Scanadu raises $10.5 million, set to conduct first clinical trials

Scanadu, the Moffett Field, Calif.-based mobile and sensor technology company, has secured $10.5 million in Series A funding and will start the first clinical trials of its Scout vital sign monitor at the Scripps Translational Science Institute (STSI), according to an announcement.

Scanadu's Scout analyzes, tracks and trends vitals, such as temperature, respiratory rate, oximetry, ECG, systolic blood pressure and diastolic blood pressure, in 10 seconds. The clinical trials for Scout at STSI will be conducted as part of the Wired for Health mobile trial, which includes patients who live with diabetes, hypertension and heart arrhythmia. This first baseline study will help design future controlled studies, and will be designed to empower adults via Scout to yield optimal blood pressure, states the announcement.

Relay Ventures led the latest round of funding with participation from Tony Hsieh's VegasTechFund and Jerry Yang's Ame Cloud Ventures.
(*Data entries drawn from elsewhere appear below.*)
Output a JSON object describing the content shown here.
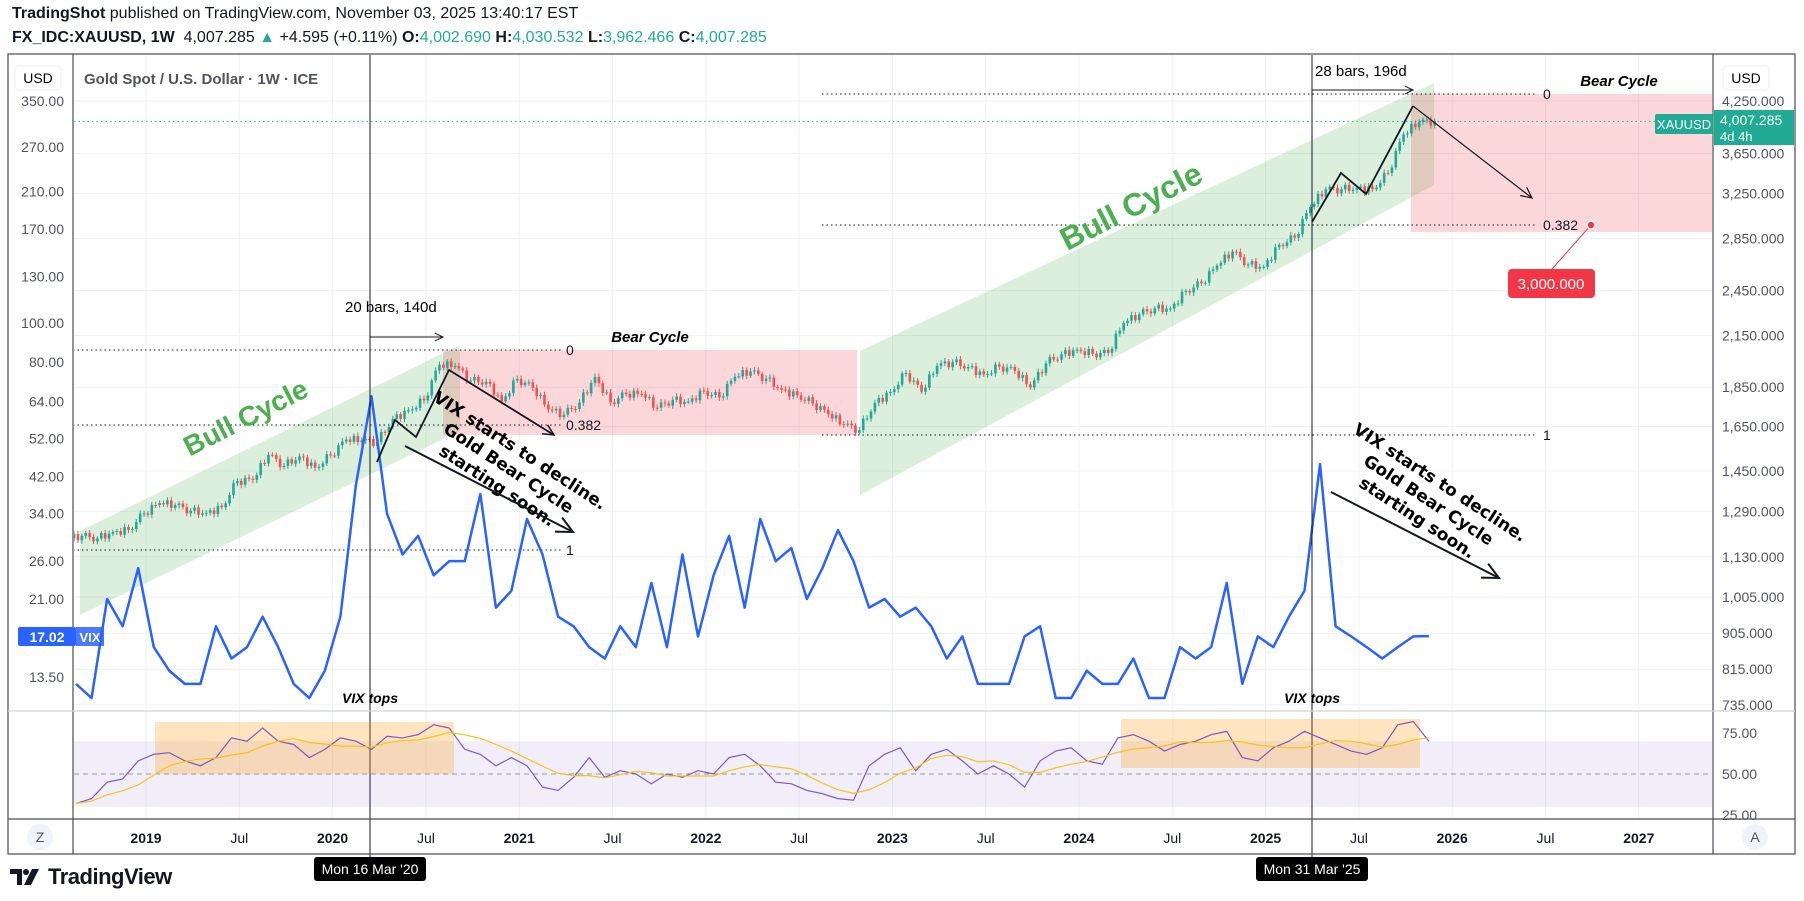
{
  "header": {
    "publisher": "TradingShot",
    "published_text": "published on TradingView.com, November 03, 2025 13:40:17 EST",
    "symbol": "FX_IDC:XAUUSD, 1W",
    "last": "4,007.285",
    "change": "+4.595 (+0.11%)",
    "o_label": "O:",
    "o": "4,002.690",
    "h_label": "H:",
    "h": "4,030.532",
    "l_label": "L:",
    "l": "3,962.466",
    "c_label": "C:",
    "c": "4,007.285"
  },
  "pane": {
    "title": "Gold Spot / U.S. Dollar · 1W · ICE",
    "currency_left": "USD",
    "currency_right": "USD"
  },
  "price_label": {
    "symbol": "XAUUSD",
    "value": "4,007.285",
    "countdown": "4d 4h"
  },
  "vix_label": {
    "value": "17.02",
    "name": "VIX"
  },
  "target_label": "3,000.000",
  "crosshair_dates": [
    "Mon 16 Mar '20",
    "Mon 31 Mar '25"
  ],
  "annotations": {
    "bull_cycle": "Bull Cycle",
    "bear_cycle": "Bear Cycle",
    "vix_tops": "VIX tops",
    "bars_1": "20 bars, 140d",
    "bars_2": "28 bars, 196d",
    "vix_note": [
      "VIX starts to decline.",
      "Gold Bear Cycle",
      "starting soon."
    ],
    "fib_levels": [
      "0",
      "0.382",
      "1"
    ]
  },
  "buttons": {
    "z": "Z",
    "a": "A"
  },
  "footer": {
    "brand": "TradingView"
  },
  "colors": {
    "up": "#26a69a",
    "down": "#ef5350",
    "vix": "#2962ff",
    "rsi": "#7e57c2",
    "rsi_ma": "#f5c518",
    "bull_zone": "#4caf50",
    "bear_zone": "#f23645",
    "price_tag": "#22ab94",
    "target_tag": "#f23645"
  },
  "chart_data": {
    "type": "line",
    "gold_style": "candlestick",
    "x": [
      "2018-08",
      "2018-09",
      "2018-10",
      "2018-11",
      "2018-12",
      "2019-01",
      "2019-02",
      "2019-03",
      "2019-04",
      "2019-05",
      "2019-06",
      "2019-07",
      "2019-08",
      "2019-09",
      "2019-10",
      "2019-11",
      "2019-12",
      "2020-01",
      "2020-02",
      "2020-03",
      "2020-04",
      "2020-05",
      "2020-06",
      "2020-07",
      "2020-08",
      "2020-09",
      "2020-10",
      "2020-11",
      "2020-12",
      "2021-01",
      "2021-02",
      "2021-03",
      "2021-04",
      "2021-05",
      "2021-06",
      "2021-07",
      "2021-08",
      "2021-09",
      "2021-10",
      "2021-11",
      "2021-12",
      "2022-01",
      "2022-02",
      "2022-03",
      "2022-04",
      "2022-05",
      "2022-06",
      "2022-07",
      "2022-08",
      "2022-09",
      "2022-10",
      "2022-11",
      "2022-12",
      "2023-01",
      "2023-02",
      "2023-03",
      "2023-04",
      "2023-05",
      "2023-06",
      "2023-07",
      "2023-08",
      "2023-09",
      "2023-10",
      "2023-11",
      "2023-12",
      "2024-01",
      "2024-02",
      "2024-03",
      "2024-04",
      "2024-05",
      "2024-06",
      "2024-07",
      "2024-08",
      "2024-09",
      "2024-10",
      "2024-11",
      "2024-12",
      "2025-01",
      "2025-02",
      "2025-03",
      "2025-04",
      "2025-05",
      "2025-06",
      "2025-07",
      "2025-08",
      "2025-09",
      "2025-10",
      "2025-11"
    ],
    "series": [
      {
        "name": "XAUUSD",
        "axis": "right",
        "values": [
          1201,
          1192,
          1215,
          1222,
          1282,
          1321,
          1313,
          1292,
          1284,
          1305,
          1409,
          1413,
          1520,
          1472,
          1513,
          1464,
          1517,
          1589,
          1585,
          1577,
          1687,
          1730,
          1781,
          1975,
          1968,
          1886,
          1879,
          1776,
          1895,
          1847,
          1734,
          1708,
          1769,
          1906,
          1770,
          1814,
          1813,
          1743,
          1783,
          1774,
          1829,
          1796,
          1908,
          1937,
          1896,
          1837,
          1807,
          1765,
          1711,
          1660,
          1633,
          1768,
          1824,
          1928,
          1826,
          1969,
          1990,
          1962,
          1919,
          1965,
          1940,
          1849,
          1983,
          2036,
          2063,
          2039,
          2044,
          2230,
          2286,
          2327,
          2326,
          2447,
          2503,
          2634,
          2744,
          2643,
          2625,
          2798,
          2858,
          3124,
          3289,
          3289,
          3303,
          3290,
          3448,
          3858,
          4000,
          4007.285
        ]
      },
      {
        "name": "VIX",
        "axis": "left",
        "values": [
          13,
          12,
          21,
          18,
          25,
          16,
          14,
          13,
          13,
          18,
          15,
          16,
          19,
          16,
          13,
          12,
          14,
          19,
          40,
          66,
          34,
          27,
          30,
          24,
          26,
          26,
          38,
          20,
          22,
          33,
          27,
          19,
          18,
          16,
          15,
          18,
          16,
          23,
          16,
          27,
          17,
          24,
          30,
          20,
          33,
          26,
          28,
          21,
          25,
          31,
          26,
          20,
          21,
          19,
          20,
          18,
          15,
          17,
          13,
          13,
          13,
          17,
          18,
          12,
          12,
          14,
          13,
          13,
          15,
          12,
          12,
          16,
          15,
          16,
          23,
          13,
          17,
          16,
          19,
          22,
          45,
          18,
          17,
          16,
          15,
          16,
          17,
          17.02
        ]
      },
      {
        "axis": "rsi",
        "values": [
          32,
          35,
          45,
          47,
          58,
          62,
          63,
          58,
          55,
          60,
          72,
          70,
          78,
          70,
          68,
          60,
          65,
          72,
          70,
          65,
          73,
          72,
          74,
          80,
          78,
          65,
          62,
          55,
          60,
          55,
          42,
          40,
          48,
          60,
          48,
          52,
          50,
          44,
          50,
          48,
          52,
          50,
          60,
          62,
          55,
          45,
          44,
          40,
          38,
          35,
          34,
          55,
          62,
          66,
          52,
          62,
          65,
          58,
          50,
          55,
          50,
          42,
          58,
          64,
          66,
          58,
          56,
          72,
          74,
          70,
          64,
          68,
          70,
          74,
          76,
          60,
          58,
          66,
          70,
          76,
          72,
          68,
          64,
          62,
          66,
          80,
          82,
          70
        ]
      }
    ],
    "right_axis_ticks": [
      "4,250.000",
      "3,650.000",
      "3,250.000",
      "2,850.000",
      "2,450.000",
      "2,150.000",
      "1,850.000",
      "1,650.000",
      "1,450.000",
      "1,290.000",
      "1,130.000",
      "1,005.000",
      "905.000",
      "815.000",
      "735.000"
    ],
    "left_axis_ticks": [
      "350.00",
      "270.00",
      "210.00",
      "170.00",
      "130.00",
      "100.00",
      "80.00",
      "64.00",
      "52.00",
      "42.00",
      "34.00",
      "26.00",
      "21.00",
      "13.50"
    ],
    "rsi_axis_ticks": [
      "75.00",
      "50.00",
      "25.00"
    ],
    "x_axis_ticks": [
      "2019",
      "Jul",
      "2020",
      "Jul",
      "2021",
      "Jul",
      "2022",
      "Jul",
      "2023",
      "Jul",
      "2024",
      "Jul",
      "2025",
      "Jul",
      "2026",
      "Jul",
      "2027"
    ],
    "right_scale": "log",
    "left_scale": "log",
    "grid": true
  }
}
Other participating investors in the Series A round include Broe Group, Mindful Investors and Redmile Group.

To date, Scanadu has raised $14.7 million in funding. In July, the company closed a fundraising campaign on Indiegogo, the global crowdfunding platform, that became the most funded campaign in the platform's history, raising more than $1.6 million. 

"Those who participated in the campaign will be a crucial part of the company's road to FDA approval by taking part on a voluntary basis in a usability study for the Scanadu Scout in 2014," states the announcement, and then clinical studies as the company seeks regulatory clearance for the device.
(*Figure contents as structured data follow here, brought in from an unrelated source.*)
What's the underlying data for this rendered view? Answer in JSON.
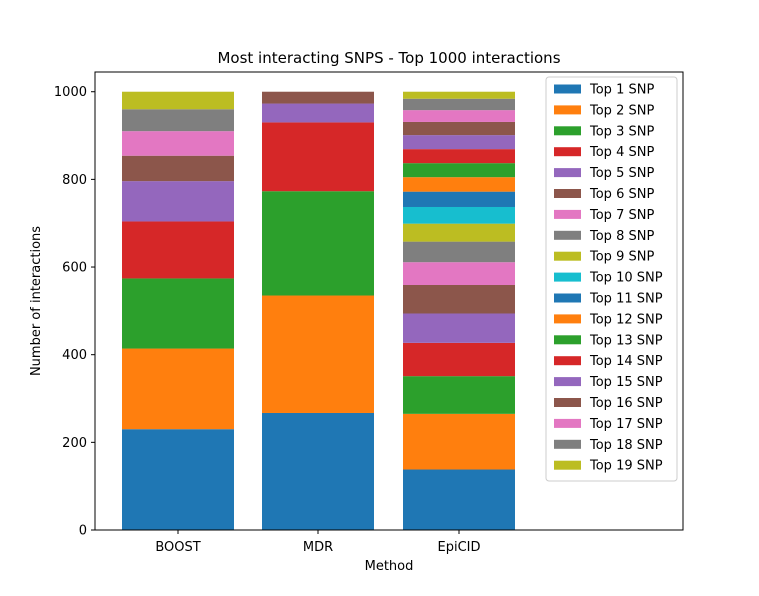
{
  "chart_data": {
    "type": "bar",
    "stacked": true,
    "title": "Most interacting SNPS - Top 1000 interactions",
    "xlabel": "Method",
    "ylabel": "Number of interactions",
    "categories": [
      "BOOST",
      "MDR",
      "EpiCID"
    ],
    "ylim": [
      0,
      1045
    ],
    "yticks": [
      0,
      200,
      400,
      600,
      800,
      1000
    ],
    "grid": false,
    "legend_position": "top-right",
    "series": [
      {
        "name": "Top 1 SNP",
        "color": "#1f77b4",
        "values": [
          230,
          267,
          138
        ]
      },
      {
        "name": "Top 2 SNP",
        "color": "#ff7f0e",
        "values": [
          184,
          268,
          127
        ]
      },
      {
        "name": "Top 3 SNP",
        "color": "#2ca02c",
        "values": [
          160,
          238,
          86
        ]
      },
      {
        "name": "Top 4 SNP",
        "color": "#d62728",
        "values": [
          130,
          157,
          76
        ]
      },
      {
        "name": "Top 5 SNP",
        "color": "#9467bd",
        "values": [
          92,
          43,
          67
        ]
      },
      {
        "name": "Top 6 SNP",
        "color": "#8c564b",
        "values": [
          58,
          27,
          65
        ]
      },
      {
        "name": "Top 7 SNP",
        "color": "#e377c2",
        "values": [
          56,
          0,
          52
        ]
      },
      {
        "name": "Top 8 SNP",
        "color": "#7f7f7f",
        "values": [
          50,
          0,
          47
        ]
      },
      {
        "name": "Top 9 SNP",
        "color": "#bcbd22",
        "values": [
          40,
          0,
          41
        ]
      },
      {
        "name": "Top 10 SNP",
        "color": "#17becf",
        "values": [
          0,
          0,
          38
        ]
      },
      {
        "name": "Top 11 SNP",
        "color": "#1f77b4",
        "values": [
          0,
          0,
          35
        ]
      },
      {
        "name": "Top 12 SNP",
        "color": "#ff7f0e",
        "values": [
          0,
          0,
          33
        ]
      },
      {
        "name": "Top 13 SNP",
        "color": "#2ca02c",
        "values": [
          0,
          0,
          32
        ]
      },
      {
        "name": "Top 14 SNP",
        "color": "#d62728",
        "values": [
          0,
          0,
          32
        ]
      },
      {
        "name": "Top 15 SNP",
        "color": "#9467bd",
        "values": [
          0,
          0,
          32
        ]
      },
      {
        "name": "Top 16 SNP",
        "color": "#8c564b",
        "values": [
          0,
          0,
          30
        ]
      },
      {
        "name": "Top 17 SNP",
        "color": "#e377c2",
        "values": [
          0,
          0,
          27
        ]
      },
      {
        "name": "Top 18 SNP",
        "color": "#7f7f7f",
        "values": [
          0,
          0,
          26
        ]
      },
      {
        "name": "Top 19 SNP",
        "color": "#bcbd22",
        "values": [
          0,
          0,
          16
        ]
      }
    ]
  }
}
"The era of digital healthcare has arrived," said Eric Topol, M.D., director of the STSI and chief academic officer for Scripps Health, in a written statement. "We are excited to bring Scanadu to Scripps to further the potential of this technology to improve lives."

In August, STSI launched the Wired for Health trial aimed at evaluating whether the integration of wireless technologies, online social networks and medicine can lower healthcare spending. STSI researchers are enrolling 200 study participants with chronic conditions, including diabetes, high blood pressure or heart arrhythmias, who also have generated high healthcare costs over the past year. Researchers will evaluate the frequency, purpose and cost of health interventions, such as medical screenings and emergency room visits received by the participants during the study period.
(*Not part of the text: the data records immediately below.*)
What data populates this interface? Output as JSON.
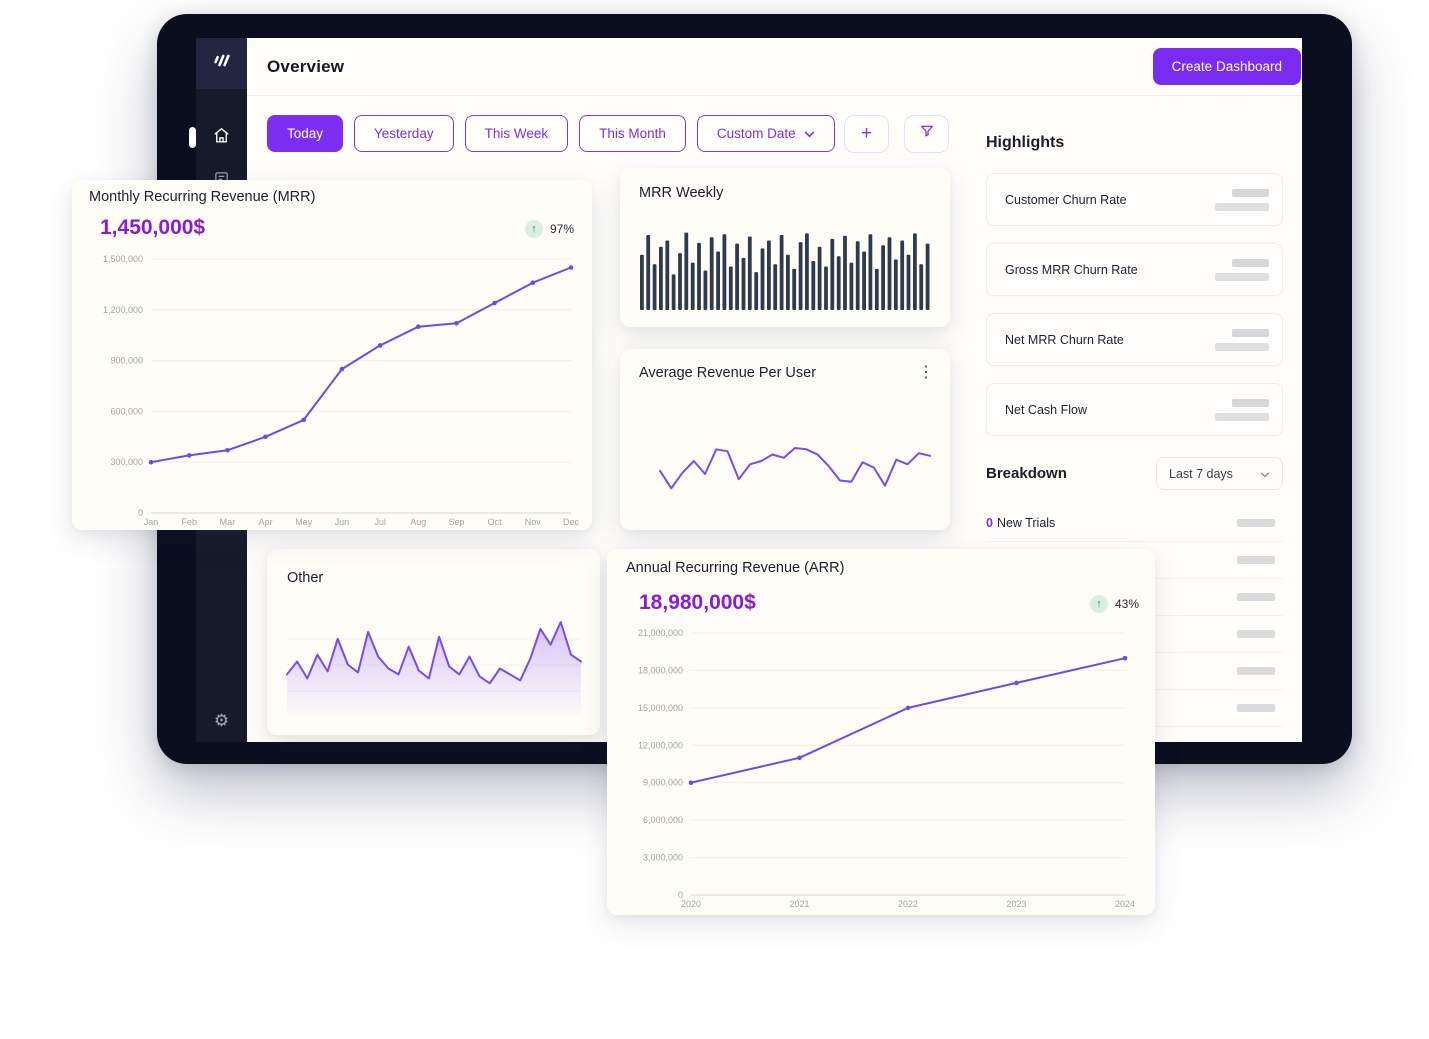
{
  "header": {
    "title": "Overview",
    "create_button": "Create Dashboard"
  },
  "filters": {
    "items": [
      "Today",
      "Yesterday",
      "This Week",
      "This Month",
      "Custom Date"
    ],
    "active": "Today",
    "add_button": "+"
  },
  "highlights": {
    "title": "Highlights",
    "items": [
      "Customer Churn Rate",
      "Gross MRR Churn Rate",
      "Net MRR Churn Rate",
      "Net Cash Flow"
    ]
  },
  "breakdown": {
    "title": "Breakdown",
    "range_selector": "Last 7 days",
    "new_trials_count": "0",
    "new_trials_label": "New Trials"
  },
  "cards": {
    "mrr": {
      "title": "Monthly Recurring Revenue (MRR)",
      "value": "1,450,000$",
      "change": "97%",
      "change_direction": "up"
    },
    "mrr_weekly": {
      "title": "MRR Weekly"
    },
    "arpu": {
      "title": "Average Revenue Per User"
    },
    "other": {
      "title": "Other"
    },
    "arr": {
      "title": "Annual Recurring Revenue (ARR)",
      "value": "18,980,000$",
      "change": "43%",
      "change_direction": "up"
    }
  },
  "colors": {
    "accent_purple": "#7c2ff2",
    "value_purple": "#8a1bd8",
    "chart_purple": "#6d4af0",
    "bar_navy": "#2e3a4d",
    "positive_green": "#259a4a",
    "green_badge_bg": "#d9f0de",
    "frame_dark": "#0b0e1f",
    "sidebar_dark": "#171a2b"
  },
  "chart_data": [
    {
      "id": "mrr",
      "type": "line",
      "title": "Monthly Recurring Revenue (MRR)",
      "categories": [
        "Jan",
        "Feb",
        "Mar",
        "Apr",
        "May",
        "Jun",
        "Jul",
        "Aug",
        "Sep",
        "Oct",
        "Nov",
        "Dec"
      ],
      "values": [
        300000,
        340000,
        370000,
        450000,
        550000,
        850000,
        990000,
        1100000,
        1120000,
        1240000,
        1360000,
        1450000
      ],
      "ylim": [
        0,
        1500000
      ],
      "yticks": [
        0,
        300000,
        600000,
        900000,
        1200000,
        1500000
      ],
      "color": "#6d4af0",
      "markers": true,
      "grid": true,
      "legend": false
    },
    {
      "id": "mrr_weekly",
      "type": "bar",
      "title": "MRR Weekly",
      "values": [
        70,
        95,
        58,
        80,
        88,
        45,
        72,
        98,
        60,
        85,
        50,
        92,
        74,
        96,
        55,
        84,
        66,
        93,
        48,
        78,
        88,
        58,
        95,
        70,
        52,
        86,
        97,
        62,
        80,
        55,
        90,
        68,
        94,
        60,
        87,
        74,
        96,
        52,
        82,
        92,
        64,
        88,
        70,
        97,
        58,
        84
      ],
      "ylim": [
        0,
        100
      ],
      "color": "#2e3a4d",
      "grid": false
    },
    {
      "id": "arpu",
      "type": "line",
      "title": "Average Revenue Per User",
      "values": [
        45,
        18,
        42,
        60,
        40,
        78,
        75,
        32,
        55,
        60,
        70,
        65,
        80,
        78,
        70,
        52,
        30,
        28,
        58,
        50,
        22,
        62,
        55,
        72,
        68
      ],
      "ylim": [
        0,
        100
      ],
      "color": "#7a4bf0",
      "markers": false,
      "grid": false
    },
    {
      "id": "other",
      "type": "area",
      "title": "Other",
      "values": [
        42,
        55,
        38,
        62,
        45,
        78,
        52,
        44,
        85,
        60,
        48,
        42,
        70,
        46,
        38,
        80,
        50,
        42,
        60,
        40,
        33,
        48,
        42,
        36,
        58,
        88,
        72,
        95,
        62,
        55
      ],
      "ylim": [
        0,
        100
      ],
      "color": "#7a4bf0",
      "area": true,
      "grid": false
    },
    {
      "id": "arr",
      "type": "line",
      "title": "Annual Recurring Revenue (ARR)",
      "categories": [
        "2020",
        "2021",
        "2022",
        "2023",
        "2024"
      ],
      "values": [
        9000000,
        11000000,
        15000000,
        17000000,
        18980000
      ],
      "ylim": [
        0,
        21000000
      ],
      "yticks": [
        0,
        3000000,
        6000000,
        9000000,
        12000000,
        15000000,
        18000000,
        21000000
      ],
      "color": "#6d4af0",
      "markers": true,
      "grid": true,
      "legend": false
    }
  ]
}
Scanadu is also creating a disposable urine analysis testing platform called ScanaFlo, which works with a smartphone to offer a complete urine analysis test in minutes. With FDA approval, it could also measure for pregnancy complications, pre-eclampisa, gestational diabetes, heart-related kidney problems and urinary tract infections, according to the company.

In related work, researchers at UCLA and the California NanoSystems Institute have developed a smartphone device that accurately determines albumin (a protein) in urine. Detection of albumin is important because if kidney damage has occurred the protein will leak into a person's bloodstream and will be present in the urine. A patient can take a urine sample and the smartphone attachment images and "automatically analyzes fluorescent assays confined within disposable test tubes for sensitive and specific detection of albumin in urine."